More to the point, it’s coffee that has all these good effects. That means real fresh coffee, not some awful processed ersatz version. Nor is it milk. So if like me, its black tea first thing, café au lait by the bowl for breakfast, black tea for tea and espresso (alas rarely nowadays and only after lunch or dinner), you better make sure that it’s fresh organic raw milk.
And where do you get that I’d like to know?
Real milk is virtually unobtainable in most jurisdictions, criminal in some. If you even think of putting UHT milk in your coffee you don’t deserve to partake of coffee’s newfound life-giving benefits.
Shopping Punitively
Fact is, a remarkable and welcome bout of nutritional common sense seems to have broken out across the world. That, or the long-suffering public is finally rebelling against the medico/statist-corporatist conspiracy to have us eat crap food so the aliens can take over.
In short order, so long as what we eat is real, not processed, unchemicalised, not industrially raised or manufactured, we now know it’s OK to eat saturated fats in moderation. Red meat, almost any ‘naturally’ raised meat, is good. Eggs won’t kill you, in fact they’re chock full of nutrients you need. Ditto dairy, butter and cheese. Actually, any food that is real is good for us. Some of us may have to ease up a bit on the complex carbs, even if it is ‘real’ whole grain bread or pasta. When it comes down to it, very few of us actually do have celiac disease or are lactose intolerant, we’ve been psyched into it. Make sure to use only real oils. Just in case anyone’s in doubt, Canola isn’t ‘real’. Refined sugar must be avoided, so get your sweet fix from natural sugar in the form of fruit. If you can afford it the mantra should be:
…fresh is best, organic is good – all else is a compromise and false economy.
In fact if we want to bring real food prices down, all that’s required of us is to take a pass on the fake foods from Big Food et al. That’s pretty much anything you’ll find in a store in a packet with a bucolic picture and a promotional budget over a million USD. These are not food; they are industrialized facsimiles without nutritional merit. They are not intended to enslave you or to kill you, though they can contribute to both. No, these people are doing it for the money. So punish them, don’t buy their stuff. That’s the easy bit. In time it may even pay them to sell us real food, but that day has not come yet. So until it does – practice punitive shopping but… make it easy on yourself, only do it when it suits you.

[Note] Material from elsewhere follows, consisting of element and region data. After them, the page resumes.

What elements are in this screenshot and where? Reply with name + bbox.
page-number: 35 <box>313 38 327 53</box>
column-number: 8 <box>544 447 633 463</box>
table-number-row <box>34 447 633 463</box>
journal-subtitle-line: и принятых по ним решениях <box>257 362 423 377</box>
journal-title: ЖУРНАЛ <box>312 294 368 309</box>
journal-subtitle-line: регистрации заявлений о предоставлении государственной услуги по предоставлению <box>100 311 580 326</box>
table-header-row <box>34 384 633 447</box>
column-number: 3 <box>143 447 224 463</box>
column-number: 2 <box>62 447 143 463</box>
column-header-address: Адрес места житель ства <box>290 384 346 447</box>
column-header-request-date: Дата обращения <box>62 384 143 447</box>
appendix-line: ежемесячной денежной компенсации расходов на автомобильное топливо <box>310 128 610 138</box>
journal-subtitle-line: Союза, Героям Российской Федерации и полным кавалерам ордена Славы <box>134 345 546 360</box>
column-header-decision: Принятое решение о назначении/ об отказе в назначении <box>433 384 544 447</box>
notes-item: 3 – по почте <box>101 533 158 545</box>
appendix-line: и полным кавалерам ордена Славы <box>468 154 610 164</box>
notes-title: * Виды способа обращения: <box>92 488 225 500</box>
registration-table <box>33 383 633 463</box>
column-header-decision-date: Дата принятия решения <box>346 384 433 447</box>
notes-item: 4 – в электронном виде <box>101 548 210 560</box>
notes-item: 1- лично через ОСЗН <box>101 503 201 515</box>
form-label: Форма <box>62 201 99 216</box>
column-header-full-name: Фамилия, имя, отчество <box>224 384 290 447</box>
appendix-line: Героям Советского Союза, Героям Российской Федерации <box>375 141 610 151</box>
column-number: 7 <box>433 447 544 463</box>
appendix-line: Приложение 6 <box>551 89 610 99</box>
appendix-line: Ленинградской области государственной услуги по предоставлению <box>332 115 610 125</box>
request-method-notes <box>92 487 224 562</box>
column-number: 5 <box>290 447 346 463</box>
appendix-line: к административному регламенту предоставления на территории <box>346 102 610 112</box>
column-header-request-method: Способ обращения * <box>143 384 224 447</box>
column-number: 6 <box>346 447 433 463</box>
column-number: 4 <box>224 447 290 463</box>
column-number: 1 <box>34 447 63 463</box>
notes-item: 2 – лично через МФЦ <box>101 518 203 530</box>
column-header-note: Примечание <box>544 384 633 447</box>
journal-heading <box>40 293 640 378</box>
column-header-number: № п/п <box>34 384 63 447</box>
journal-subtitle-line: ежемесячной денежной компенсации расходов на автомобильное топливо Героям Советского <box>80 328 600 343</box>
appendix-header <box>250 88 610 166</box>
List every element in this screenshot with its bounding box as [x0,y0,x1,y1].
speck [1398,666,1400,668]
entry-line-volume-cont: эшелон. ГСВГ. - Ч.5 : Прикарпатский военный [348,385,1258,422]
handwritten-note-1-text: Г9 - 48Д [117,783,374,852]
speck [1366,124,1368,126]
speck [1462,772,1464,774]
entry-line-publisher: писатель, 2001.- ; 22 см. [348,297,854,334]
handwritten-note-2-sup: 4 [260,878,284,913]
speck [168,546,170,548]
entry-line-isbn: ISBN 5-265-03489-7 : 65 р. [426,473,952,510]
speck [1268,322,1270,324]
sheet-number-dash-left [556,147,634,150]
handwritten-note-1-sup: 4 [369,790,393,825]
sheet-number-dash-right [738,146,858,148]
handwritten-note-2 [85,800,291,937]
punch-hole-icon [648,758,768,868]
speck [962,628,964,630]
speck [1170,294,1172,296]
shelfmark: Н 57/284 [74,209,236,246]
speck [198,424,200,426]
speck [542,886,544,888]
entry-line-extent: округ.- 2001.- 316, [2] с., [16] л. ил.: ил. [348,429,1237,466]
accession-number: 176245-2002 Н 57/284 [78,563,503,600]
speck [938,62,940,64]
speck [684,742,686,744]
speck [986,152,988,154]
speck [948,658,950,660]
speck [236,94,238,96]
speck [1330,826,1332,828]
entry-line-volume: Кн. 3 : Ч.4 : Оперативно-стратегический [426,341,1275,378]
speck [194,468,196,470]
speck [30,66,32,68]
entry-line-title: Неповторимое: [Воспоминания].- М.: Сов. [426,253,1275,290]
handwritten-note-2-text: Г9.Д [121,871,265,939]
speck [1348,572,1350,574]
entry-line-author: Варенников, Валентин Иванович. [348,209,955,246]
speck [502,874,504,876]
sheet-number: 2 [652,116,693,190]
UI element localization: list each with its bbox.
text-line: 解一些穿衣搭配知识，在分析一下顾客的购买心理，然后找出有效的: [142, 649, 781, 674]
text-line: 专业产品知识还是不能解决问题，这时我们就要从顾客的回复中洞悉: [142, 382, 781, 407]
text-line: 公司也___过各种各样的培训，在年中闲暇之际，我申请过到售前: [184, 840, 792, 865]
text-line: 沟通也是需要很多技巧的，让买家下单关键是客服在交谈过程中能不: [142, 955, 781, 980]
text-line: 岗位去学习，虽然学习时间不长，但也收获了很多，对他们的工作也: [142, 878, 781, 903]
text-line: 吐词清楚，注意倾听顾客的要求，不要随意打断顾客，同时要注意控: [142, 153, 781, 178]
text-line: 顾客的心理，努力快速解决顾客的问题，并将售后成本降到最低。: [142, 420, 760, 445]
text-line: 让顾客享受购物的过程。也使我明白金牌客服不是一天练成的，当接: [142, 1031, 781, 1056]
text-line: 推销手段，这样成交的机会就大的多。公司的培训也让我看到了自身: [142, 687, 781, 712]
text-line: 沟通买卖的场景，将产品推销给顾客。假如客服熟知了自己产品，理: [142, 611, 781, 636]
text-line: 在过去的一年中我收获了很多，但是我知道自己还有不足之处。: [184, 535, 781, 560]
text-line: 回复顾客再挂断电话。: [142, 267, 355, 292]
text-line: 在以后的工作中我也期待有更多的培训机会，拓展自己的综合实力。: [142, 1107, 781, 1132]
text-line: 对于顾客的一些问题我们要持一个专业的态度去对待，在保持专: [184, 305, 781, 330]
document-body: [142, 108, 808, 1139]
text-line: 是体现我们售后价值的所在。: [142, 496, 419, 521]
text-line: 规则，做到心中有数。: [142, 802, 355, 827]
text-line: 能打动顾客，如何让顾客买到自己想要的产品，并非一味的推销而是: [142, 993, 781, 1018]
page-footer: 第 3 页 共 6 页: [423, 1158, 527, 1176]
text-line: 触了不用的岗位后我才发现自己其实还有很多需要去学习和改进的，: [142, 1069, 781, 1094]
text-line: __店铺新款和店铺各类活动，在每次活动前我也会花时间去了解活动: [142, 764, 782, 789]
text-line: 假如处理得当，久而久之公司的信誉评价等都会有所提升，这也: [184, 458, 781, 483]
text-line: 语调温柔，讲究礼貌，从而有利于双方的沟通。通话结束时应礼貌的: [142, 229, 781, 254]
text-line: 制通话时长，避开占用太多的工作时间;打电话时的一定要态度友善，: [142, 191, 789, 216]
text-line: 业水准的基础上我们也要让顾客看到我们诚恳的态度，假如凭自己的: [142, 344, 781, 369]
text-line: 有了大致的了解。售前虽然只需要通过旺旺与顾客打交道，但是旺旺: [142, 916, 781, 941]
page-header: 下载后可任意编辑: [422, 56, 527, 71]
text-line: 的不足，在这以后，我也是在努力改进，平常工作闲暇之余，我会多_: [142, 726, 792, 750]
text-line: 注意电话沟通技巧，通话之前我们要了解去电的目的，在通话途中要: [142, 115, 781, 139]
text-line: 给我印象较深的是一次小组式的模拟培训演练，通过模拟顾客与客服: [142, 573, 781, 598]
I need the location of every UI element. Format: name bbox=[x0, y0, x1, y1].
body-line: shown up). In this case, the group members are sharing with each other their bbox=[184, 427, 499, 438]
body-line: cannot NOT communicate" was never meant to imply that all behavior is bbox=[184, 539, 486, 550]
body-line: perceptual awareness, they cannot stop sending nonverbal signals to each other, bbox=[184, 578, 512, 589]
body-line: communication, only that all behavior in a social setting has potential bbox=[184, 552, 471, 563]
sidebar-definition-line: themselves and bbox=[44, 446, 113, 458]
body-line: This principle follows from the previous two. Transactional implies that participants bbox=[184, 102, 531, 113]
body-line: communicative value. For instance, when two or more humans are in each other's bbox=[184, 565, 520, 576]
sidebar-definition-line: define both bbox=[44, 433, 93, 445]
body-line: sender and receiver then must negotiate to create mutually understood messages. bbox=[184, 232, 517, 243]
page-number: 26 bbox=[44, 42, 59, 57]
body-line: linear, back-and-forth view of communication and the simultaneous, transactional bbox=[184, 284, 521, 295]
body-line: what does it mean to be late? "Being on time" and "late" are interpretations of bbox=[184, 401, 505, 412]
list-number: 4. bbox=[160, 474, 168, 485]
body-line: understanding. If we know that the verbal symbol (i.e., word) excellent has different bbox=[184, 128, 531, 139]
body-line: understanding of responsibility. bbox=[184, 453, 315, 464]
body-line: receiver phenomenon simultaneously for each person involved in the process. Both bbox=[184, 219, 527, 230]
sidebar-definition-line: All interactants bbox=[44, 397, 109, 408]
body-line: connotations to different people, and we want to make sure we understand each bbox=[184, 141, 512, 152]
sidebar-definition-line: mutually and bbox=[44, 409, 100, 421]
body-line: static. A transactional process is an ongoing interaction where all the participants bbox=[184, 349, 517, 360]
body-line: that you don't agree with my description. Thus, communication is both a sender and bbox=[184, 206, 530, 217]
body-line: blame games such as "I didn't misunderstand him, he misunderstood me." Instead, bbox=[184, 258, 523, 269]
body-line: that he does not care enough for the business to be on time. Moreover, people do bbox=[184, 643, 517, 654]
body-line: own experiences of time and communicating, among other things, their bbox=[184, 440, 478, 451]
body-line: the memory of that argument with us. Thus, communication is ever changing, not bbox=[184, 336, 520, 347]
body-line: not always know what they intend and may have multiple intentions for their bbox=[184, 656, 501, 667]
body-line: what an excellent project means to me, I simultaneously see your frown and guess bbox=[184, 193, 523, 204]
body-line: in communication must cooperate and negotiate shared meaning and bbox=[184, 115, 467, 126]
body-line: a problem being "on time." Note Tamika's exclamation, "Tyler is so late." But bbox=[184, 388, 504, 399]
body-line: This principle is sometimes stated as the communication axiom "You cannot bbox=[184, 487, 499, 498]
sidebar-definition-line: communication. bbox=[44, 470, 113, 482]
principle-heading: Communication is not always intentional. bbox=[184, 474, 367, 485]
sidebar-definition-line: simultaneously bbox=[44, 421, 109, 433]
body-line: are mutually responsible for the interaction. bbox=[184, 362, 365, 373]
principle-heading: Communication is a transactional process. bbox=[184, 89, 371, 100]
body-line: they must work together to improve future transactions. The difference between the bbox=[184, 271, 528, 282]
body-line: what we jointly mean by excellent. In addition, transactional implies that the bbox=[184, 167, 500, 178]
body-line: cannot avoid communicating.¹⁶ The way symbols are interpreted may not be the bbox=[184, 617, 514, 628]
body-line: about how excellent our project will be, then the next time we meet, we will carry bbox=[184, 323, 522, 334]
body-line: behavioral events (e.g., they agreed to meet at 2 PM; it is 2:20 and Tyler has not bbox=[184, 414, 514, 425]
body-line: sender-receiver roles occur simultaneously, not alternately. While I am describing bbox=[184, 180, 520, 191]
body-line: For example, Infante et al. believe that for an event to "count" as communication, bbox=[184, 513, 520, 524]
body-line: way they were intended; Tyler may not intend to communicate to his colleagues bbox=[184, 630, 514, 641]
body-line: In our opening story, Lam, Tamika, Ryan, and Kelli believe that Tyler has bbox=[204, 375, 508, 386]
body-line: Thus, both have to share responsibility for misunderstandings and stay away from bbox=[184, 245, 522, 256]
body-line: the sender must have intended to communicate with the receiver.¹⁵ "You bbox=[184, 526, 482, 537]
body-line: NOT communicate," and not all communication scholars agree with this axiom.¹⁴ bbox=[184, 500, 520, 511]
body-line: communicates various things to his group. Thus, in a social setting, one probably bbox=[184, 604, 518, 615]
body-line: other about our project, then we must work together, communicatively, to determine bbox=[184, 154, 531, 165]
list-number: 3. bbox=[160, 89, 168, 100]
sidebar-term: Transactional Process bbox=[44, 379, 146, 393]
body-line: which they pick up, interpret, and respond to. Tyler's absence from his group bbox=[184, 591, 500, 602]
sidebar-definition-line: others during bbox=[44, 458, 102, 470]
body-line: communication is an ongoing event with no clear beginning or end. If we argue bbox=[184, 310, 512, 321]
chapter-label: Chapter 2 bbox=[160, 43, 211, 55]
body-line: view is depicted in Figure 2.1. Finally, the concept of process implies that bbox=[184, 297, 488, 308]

The hard part is, how do we find real food?
They, I mean the money grubbing titans who sell us over 50% of everything we consume or drink that is debased and unnatural have had things pretty much their way for too long. That’s not going to change unless we become more conscious about what we buy and put in our mouths. If real food is where the money is, then the money grubbing titans will follow (Rule 1, Batten’s Economics 101).
Go to it. Increasing numbers of us are already pretty bloody-minded about what we will and won’t eat, and real food is all around us if we bother to look. No need for zealotry or even deny yourself much - the unwillingness to be taken for a patsy will do nicely.